Les deux tomes de La Pléiade permettent – entre autres  – de redécouvrir le poète. Comme  Rimbaud, il se détournera du genre, le gardant pour lui tout seul dans son cœur et  sa tête.  "J’ai décidé de laisser la poésie moderne se débrouiller sans moi", confiera-t-il à Michel Manoll. C'est pourtant par elle qu'il entre en littérature à New-York dans un long poème écrit d'un souffle...
Mais dans le tournant de l’après guerre, saisi par la vitesse, les avions, l’électricité, le cinéma, Cendrars le futuriste (même s'il s'est toujours affranchi de toute école ou étiquette) sent le besoin d'aller ailleurs, de faire de nouvelles expériences, de multiplier les voyages. Bref – et sans renier l’écriture  – de courir le monde. "L’univers me déborde", écrit-il et le poème semble trop chiche à sa faim.
Grâce au roman et avec le succès de L’Or (1925), il sera désormais un romancier majeur de son temps, confirmant avec Moravagine (1926), Rhum (1930), L’Homme foudroyé (1945), La Main coupée (1946), Bourlinguer (1948) et Emmène-moi au bout du monde (1956).

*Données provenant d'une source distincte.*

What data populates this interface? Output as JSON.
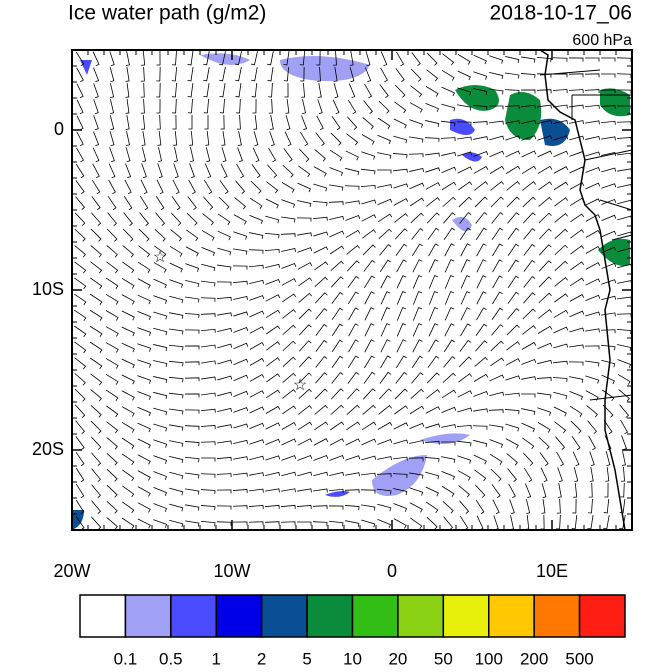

Face aux critiques qui souvent préfèrent s’intéresser aux émois (supposés) de l’âme qu’aux accidents physiques, Cendrars ouvre au champ même de l’analyse textuelle : pour lui l’écriture est avant tout affaire d’affect, de mécanique liée à un accident essentiel. Amputé en 1917, il  doit changer  – et pour cause  – de main  pour écrire : la gauche. Ce bouleversement mécanique ne sera pas sans conséquence sur la gestation de l’œuvre.
Cette torsion, cette résistance va offrir à la fois une renaissance mais aussi un "pli" particulier à l’écriture puisque le geste est inducteur de ce que les mots disent en avançant. Sous forme de ce qui tient du conte et non de la banale autofiction, cette "gêne" va structurer la vie et l’œuvre.

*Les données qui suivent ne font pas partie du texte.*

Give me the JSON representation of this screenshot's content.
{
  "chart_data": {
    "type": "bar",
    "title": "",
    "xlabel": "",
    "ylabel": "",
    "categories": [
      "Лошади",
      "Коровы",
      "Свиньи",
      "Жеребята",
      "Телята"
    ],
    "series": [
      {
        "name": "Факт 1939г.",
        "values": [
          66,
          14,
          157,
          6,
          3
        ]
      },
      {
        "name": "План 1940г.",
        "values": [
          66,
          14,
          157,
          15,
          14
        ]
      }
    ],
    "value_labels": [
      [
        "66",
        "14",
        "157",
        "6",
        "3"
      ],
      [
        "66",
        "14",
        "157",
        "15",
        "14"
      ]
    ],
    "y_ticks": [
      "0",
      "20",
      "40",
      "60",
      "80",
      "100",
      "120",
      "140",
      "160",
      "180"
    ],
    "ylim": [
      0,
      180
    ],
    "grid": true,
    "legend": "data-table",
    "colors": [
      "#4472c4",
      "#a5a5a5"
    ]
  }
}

Elle ne l'empêche pas de devenir un continent pour celui qui traversa les cinq terrestres en un parcours moins exotique qu’initiatique. Poète, romancier, mémorialiste, journaliste, éditeur, réalisateur, Cendrars explora bien des possibilités de l’écriture sans pour autant faire de la littérature un ´métier.
Ses romans prouvent combien il sut évoluer  en entière liberté de manœuvre, avec  une perméabilité au monde et une totale indépendance d’esprit. De Frédéric Sauser l’helvétique au Blaise Cendrars apatride, les deux tomes de La Pléiade permettent de revisiter une traversée du monde et du siècle à nulle autre pareille et qui prouve ce qu’écrire veut dire loin des écoles et mouvances.

 

Jean-Paul Gavard-Perret

 

Blaise Cendrars, Œuvres romanesques précédé de Poésies complètes, édition publiée sous la direction de Claude Leroy,  coll. "Bibliothèque de la Pléiade", Gallimard, octobre 2017.